Farewell Black Desk

So it’s farewell to my faithful black desk, too old and rickety and too darned heavy to be moved again. I bought it from a pre-IKEA furniture store on the outskirts of York in 1989 and since then it has taken up station in at least half a dozen different studies of mine. Flat-pack, self-assembly chipboard, its veneer is peeling and its structural integrity relies largely on screw blocks and willpower.

As for the drawer unit, the drawers have been reluctant for a decade; piled too high with more pens and paper than they can cope with, stained by ink and tippex and blobs of blu-tac. Together with the desk it is bound for Bulk Refuse Heaven.

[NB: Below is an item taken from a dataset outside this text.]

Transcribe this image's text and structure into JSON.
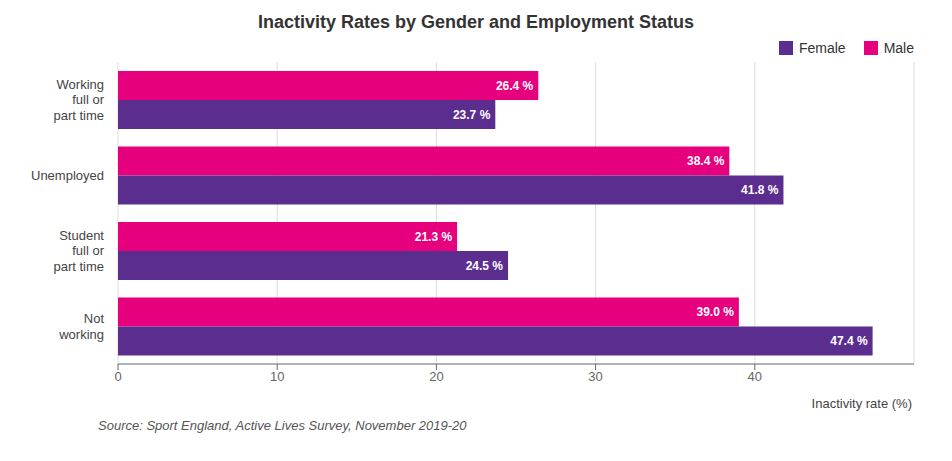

This was the desk where I wrote Shadow in the Corn, half of Byron’s Shadow (long story!), Shadesmoor, Lady in the Lake, Blood & Sandals, Islands that Never Were and Glint of Light on Broken Glass. Four dormant novels were also tapped out on is face, together with A Gallo-Roman Shipwreck from Guernsey,  Roman Pottery From York, A Shypp Cast Away About Alderney and a couple of dozen academic papers and the same number of short stories.

A pine desk that did service as one of my children’s homework desks has been commandeered as the place where the next two books will be completed. Smaller, it should be more maneuverable up the steps of the next garret and maybe the one after that.

The Black Desk is dead – long live the Pine Desk!